President Biden’s $1.2 trillion infrastructure bill — which funds plans to rebuild the nation’s transportation systems, roads, and broadband internet — was passed by the Senate this week just before summer recess, with the House of Representatives scheduled to vote on the package at the end of September. One of the lesser-known elements of the package would move up the termination date for the Employee Retention Tax Credit from the end of 2021 to Sept. 30.
As a refresher, the ERTC is a refundable payroll tax credit that was introduced as part of the original CARES Act in March 2020 and allows businesses to receive up to $5,000 per employee in their tax refund if they can prove they had a revenue reduction in 2020 (or other types of qualification).
We spoke with Brent Johnson, co-founder and CEO of Clarus, a tech solution company that specializes in research and development tax credits about what businesses can expect now that the ERTC might be closing soon.
RH: What are your thoughts on the ERTC possibly ending soon? Do you think it’s the right timing?
Johnson: I do. The tax credit is very lucrative for certain smaller taxpayers, but for larger employers, not so much. We found that it has been quite helpful for a lot of restaurants. But there’s not as much knowledge of it as the PPP, so it’s frequently missed. It is a little more complicated to administer then the PPP was.
What makes it more complicated?
First, there's often confusion around eligibility. Do you have to have a substantial decline in gross receipts or are restrictions that were placed on your operation as a result of government orders enough to qualify? For restaurants, as long as they have dine-in service pre-pandemic, they almost certainly qualify for [the ERTC]. But the overlap with the PPP program and Restaurant Revitalization Program creates a perception that you can't benefit from the employee retention tax credit if you are already participating in one of these other programs. And that's just not true.
How can operators take advantage before the end of the ERTC if it does terminate at the end of September?
One really good thing about the program is it's not like the PPP where there's a specific amount of funding and when it's out of out of dollars, you're out of luck. The ERTC is open-ended. So, while the program will end on September 30, employers actually have up to three years from the date of filing their employment tax return to actually make their claim. So, people will continue to make claims under this program after September 30. But the period of eligibility would just end then.
How do you qualify?
There are three basic ways to qualify: the first is a substantial decline in gross receipts. And for 2020, that’s a 50% decline in gross receipts for a quarter of 2020, compared to the same quarter in 2019. For 2021, they reduced that threshold to a 20% decline in gross receipts vs. pre-pandemic. The second way that restaurants can qualify is if the if they have a partial shutdown as a result of a government order. And that means the capacity restrictions on your restaurant are such that they inhibit your ability to provide service. In most geographies, most states had some type of restriction on indoor dieting capacity, restriction, etc. The third way that a restaurant can qualify is if they started their restaurant operation after February 15, 2020.

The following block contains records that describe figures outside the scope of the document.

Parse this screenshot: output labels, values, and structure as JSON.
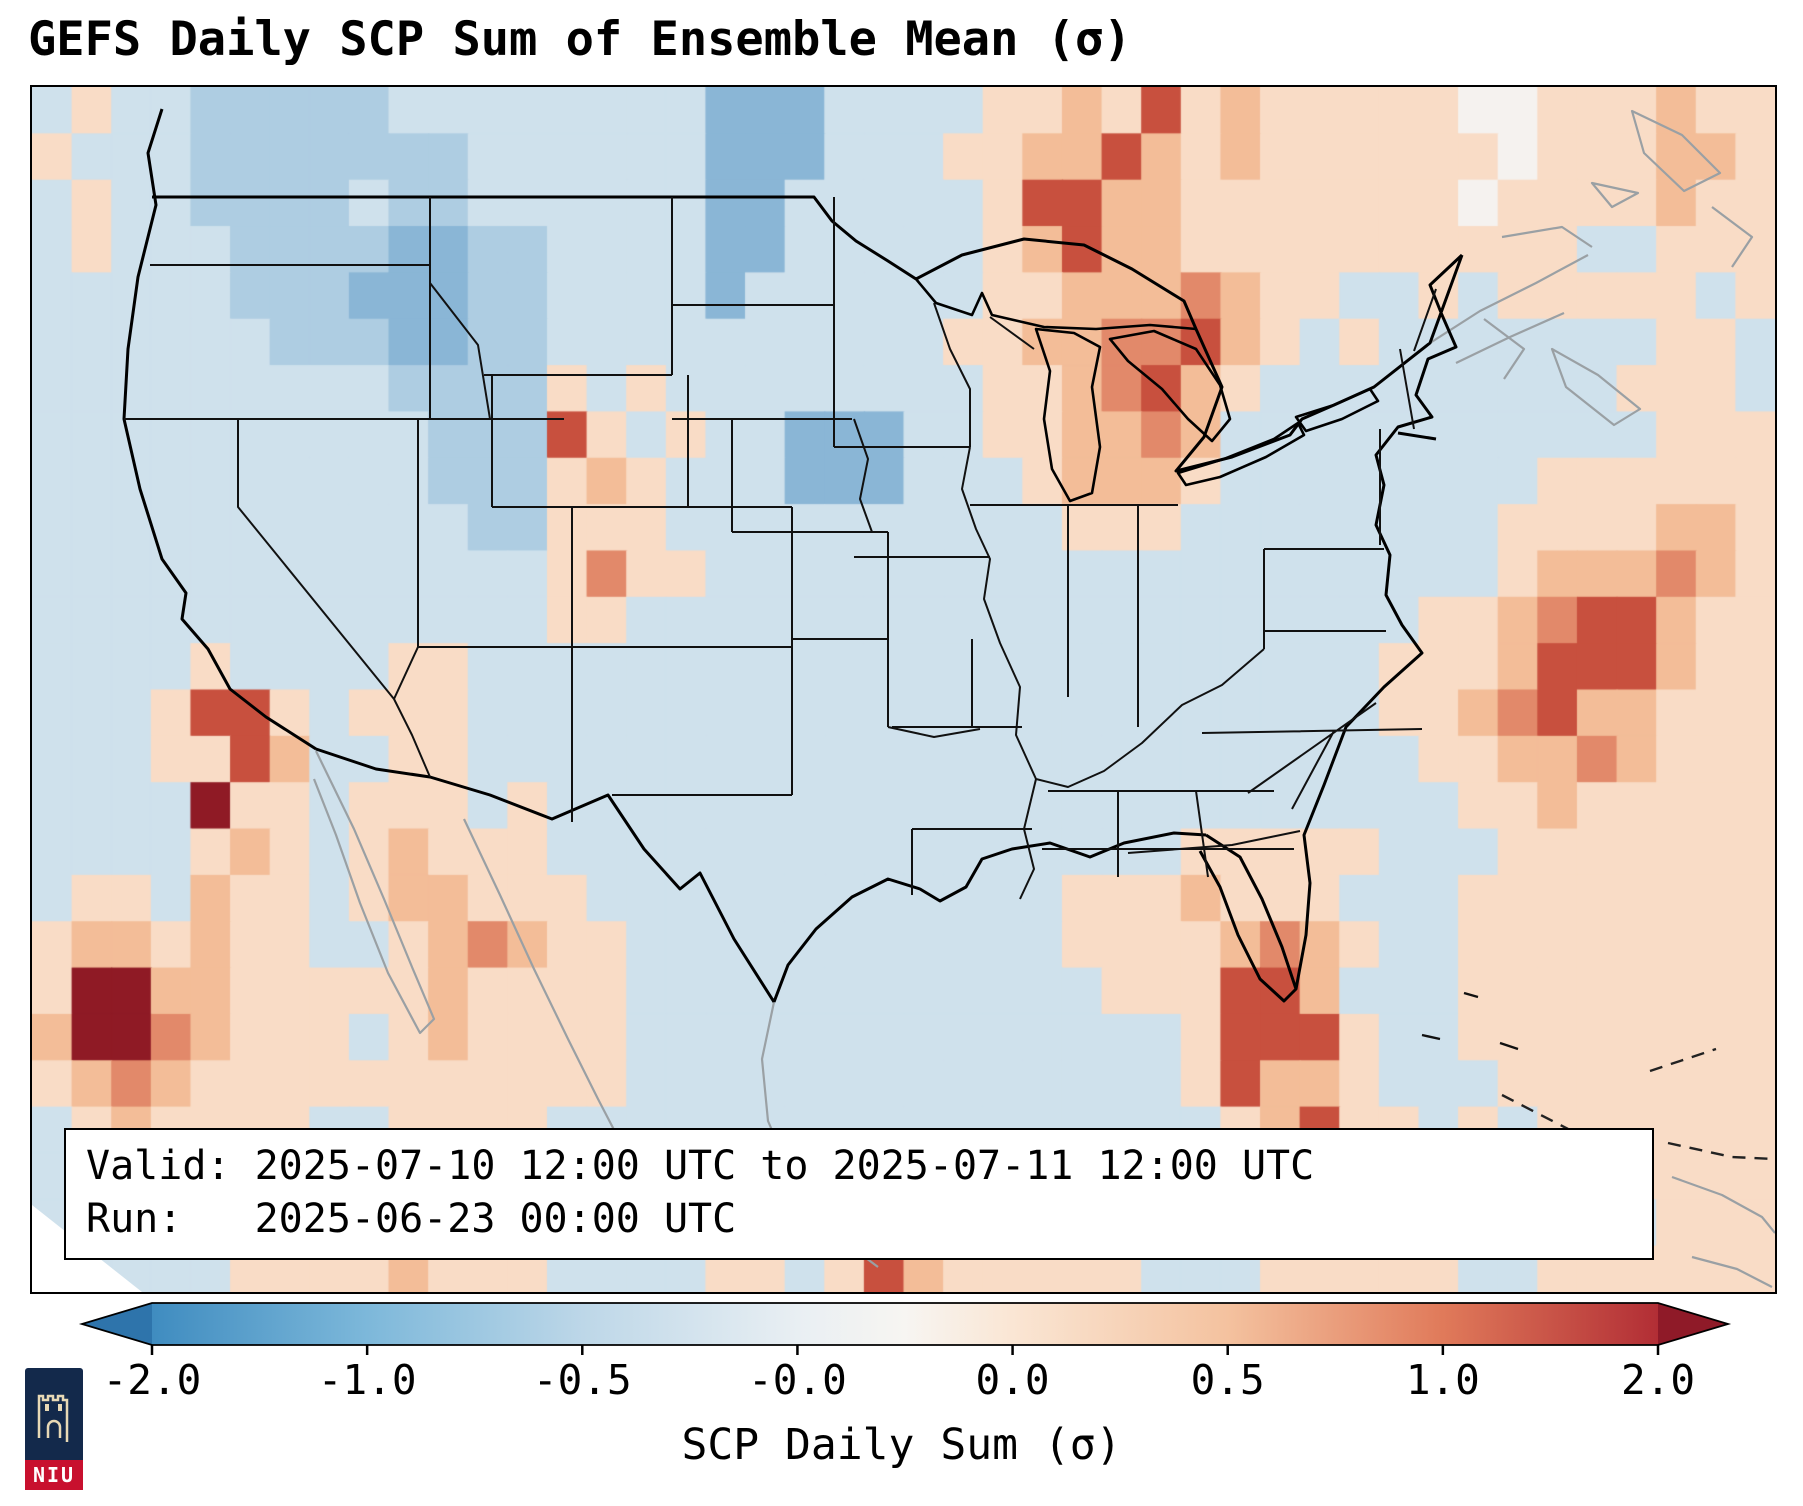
{
  "info_box": {
    "valid_line": "Valid: 2025-07-10 12:00 UTC to 2025-07-11 12:00 UTC",
    "run_line": "Run:   2025-06-23 00:00 UTC"
  },
  "logo": {
    "text": "NIU"
  },
  "chart_data": {
    "type": "heatmap",
    "title": "GEFS Daily SCP Sum of Ensemble Mean (σ)",
    "valid": "2025-07-10 12:00 UTC to 2025-07-11 12:00 UTC",
    "run": "2025-06-23 00:00 UTC",
    "colorbar": {
      "label": "SCP Daily Sum (σ)",
      "tick_labels": [
        "-2.0",
        "-1.0",
        "-0.5",
        "-0.0",
        "0.0",
        "0.5",
        "1.0",
        "2.0"
      ],
      "tick_values": [
        -2.0,
        -1.0,
        -0.5,
        -0.0,
        0.0,
        0.5,
        1.0,
        2.0
      ],
      "under_color": "#2e74ab",
      "over_color": "#8f1a28",
      "stops": [
        {
          "pos": 0.0,
          "color": "#3f8cc0"
        },
        {
          "pos": 0.143,
          "color": "#7db8da"
        },
        {
          "pos": 0.286,
          "color": "#bdd7e8"
        },
        {
          "pos": 0.429,
          "color": "#e9eff3"
        },
        {
          "pos": 0.5,
          "color": "#f7f5f2"
        },
        {
          "pos": 0.571,
          "color": "#fae6d4"
        },
        {
          "pos": 0.714,
          "color": "#f4c29f"
        },
        {
          "pos": 0.857,
          "color": "#e07a5a"
        },
        {
          "pos": 1.0,
          "color": "#b22e35"
        }
      ]
    },
    "grid": {
      "cols": 44,
      "rows": 26,
      "units": "sigma",
      "value_encoding": {
        "b": -1.0,
        "c": -0.5,
        "l": -0.2,
        "w": 0.0,
        "o": 0.3,
        "O": 0.6,
        "r": 1.0,
        "R": 1.5,
        "M": 2.0
      },
      "palette": {
        "b": "#8ab6d6",
        "c": "#aecde2",
        "l": "#cfe1ec",
        "w": "#f5f2ef",
        "o": "#f9dcc6",
        "O": "#f3bd98",
        "r": "#e2896a",
        "R": "#c8503e",
        "M": "#8f1a25"
      },
      "cells": [
        [
          "loll",
          "cccc",
          "clll",
          "llll",
          "lbbb",
          "llll",
          "ooOo",
          "RoOo",
          "oooo",
          "wwoo",
          "oOoo"
        ],
        [
          "olll",
          "cccc",
          "cccl",
          "llll",
          "lbbb",
          "lllo",
          "oOOR",
          "OoOo",
          "oooo",
          "owoo",
          "oOOo"
        ],
        [
          "loll",
          "cccc",
          "lccl",
          "llll",
          "lbbl",
          "llll",
          "oRRO",
          "Oooo",
          "oooo",
          "wooo",
          "oOoo"
        ],
        [
          "loll",
          "lccc",
          "cbbc",
          "clll",
          "lbbl",
          "llll",
          "oORO",
          "Oooo",
          "oooo",
          "oool",
          "looo"
        ],
        [
          "llll",
          "lccc",
          "bbbc",
          "clll",
          "lbll",
          "llll",
          "ooOO",
          "OrOo",
          "ollo",
          "looo",
          "oolo"
        ],
        [
          "llll",
          "llcc",
          "cbbc",
          "clll",
          "llll",
          "lllo",
          "oOOr",
          "rROo",
          "loll",
          "llll",
          "lool"
        ],
        [
          "llll",
          "llll",
          "lccc",
          "colo",
          "llll",
          "llll",
          "ooOr",
          "ROol",
          "llll",
          "llll",
          "oool"
        ],
        [
          "llll",
          "llll",
          "llcc",
          "cRol",
          "ollb",
          "bbll",
          "ooOO",
          "rOll",
          "llll",
          "llll",
          "looo"
        ],
        [
          "llll",
          "llll",
          "llcc",
          "coOo",
          "lllb",
          "bbll",
          "loOO",
          "Ooll",
          "llll",
          "lloo",
          "oooo"
        ],
        [
          "llll",
          "llll",
          "lllc",
          "cooo",
          "llll",
          "llll",
          "lloo",
          "olll",
          "llll",
          "looo",
          "oOOo"
        ],
        [
          "llll",
          "llll",
          "llll",
          "loro",
          "olll",
          "llll",
          "llll",
          "llll",
          "llll",
          "loOO",
          "OrOo"
        ],
        [
          "llll",
          "llll",
          "llll",
          "lool",
          "llll",
          "llll",
          "llll",
          "llll",
          "lllo",
          "oOrR",
          "ROoo"
        ],
        [
          "llll",
          "olll",
          "lool",
          "llll",
          "llll",
          "llll",
          "llll",
          "llll",
          "lloo",
          "oORR",
          "ROoo"
        ],
        [
          "lllo",
          "RRol",
          "oool",
          "llll",
          "llll",
          "llll",
          "llll",
          "llll",
          "lloo",
          "OrRO",
          "Oooo"
        ],
        [
          "lllo",
          "oROl",
          "lool",
          "llll",
          "llll",
          "llll",
          "llll",
          "llll",
          "lllo",
          "oOOr",
          "Oooo"
        ],
        [
          "llll",
          "Mool",
          "oool",
          "olll",
          "llll",
          "llll",
          "llll",
          "llll",
          "llll",
          "ooOo",
          "oooo"
        ],
        [
          "llll",
          "oOol",
          "oOoo",
          "olll",
          "llll",
          "llll",
          "llll",
          "looo",
          "ooll",
          "looo",
          "oooo"
        ],
        [
          "lool",
          "Oool",
          "oOOo",
          "ooll",
          "llll",
          "llll",
          "lloo",
          "oOoo",
          "olll",
          "oooo",
          "oooo"
        ],
        [
          "oOOo",
          "Oool",
          "loOr",
          "Oool",
          "llll",
          "llll",
          "lloo",
          "ooOr",
          "Ooll",
          "oooo",
          "oooo"
        ],
        [
          "oMMO",
          "Oooo",
          "ooOo",
          "oool",
          "llll",
          "llll",
          "lllo",
          "ooRR",
          "Olll",
          "oooo",
          "oooo"
        ],
        [
          "OMMr",
          "Oooo",
          "loOo",
          "oool",
          "llll",
          "llll",
          "llll",
          "loRR",
          "Roll",
          "oooo",
          "oooo"
        ],
        [
          "oOrO",
          "oooo",
          "oooo",
          "oool",
          "llll",
          "llll",
          "llll",
          "loRO",
          "Ooll",
          "looo",
          "oooo"
        ],
        [
          "loOo",
          "oool",
          "looo",
          "olll",
          "llll",
          "llll",
          "llll",
          "lloO",
          "Rool",
          "oloo",
          "oooo"
        ],
        [
          "lloo",
          "oooo",
          "oooo",
          "llll",
          "llll",
          "llll",
          "llll",
          "lllo",
          "orol",
          "loll",
          "oooo"
        ],
        [
          "lllo",
          "oOoo",
          "oooo",
          "llll",
          "llll",
          "loll",
          "olol",
          "llll",
          "lool",
          "olll",
          "looo"
        ],
        [
          "llll",
          "looo",
          "oOoo",
          "olll",
          "lool",
          "oROo",
          "oooo",
          "lllo",
          "oooo",
          "lloo",
          "oooo"
        ]
      ]
    }
  }
}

How will this work come tax season?
This is actually a credit, which is claimed on a payroll tax return. As you document your period of eligibility, go back and compute your credit. Most restaurants are going to qualify going back to the first quarter of 2020. […] A lot of restaurants were claiming credits from mid-March of 2020 through June, when a lot of businesses started to reopen. Those that have been particularly hard-hit continue to qualify all the way through the third quarter.
What is the typical tax credit you’ve seen small businesses receive?
We had a restaurant that had about 60 employees and ended up with about a $500,000 tax credit — and that's an addition to their PPP loans and restaurant revitalization and grant. […] In a lot of the examples, we're finding that businesses are getting somewhere around 70 to 80% of what they got through their two PPP loans.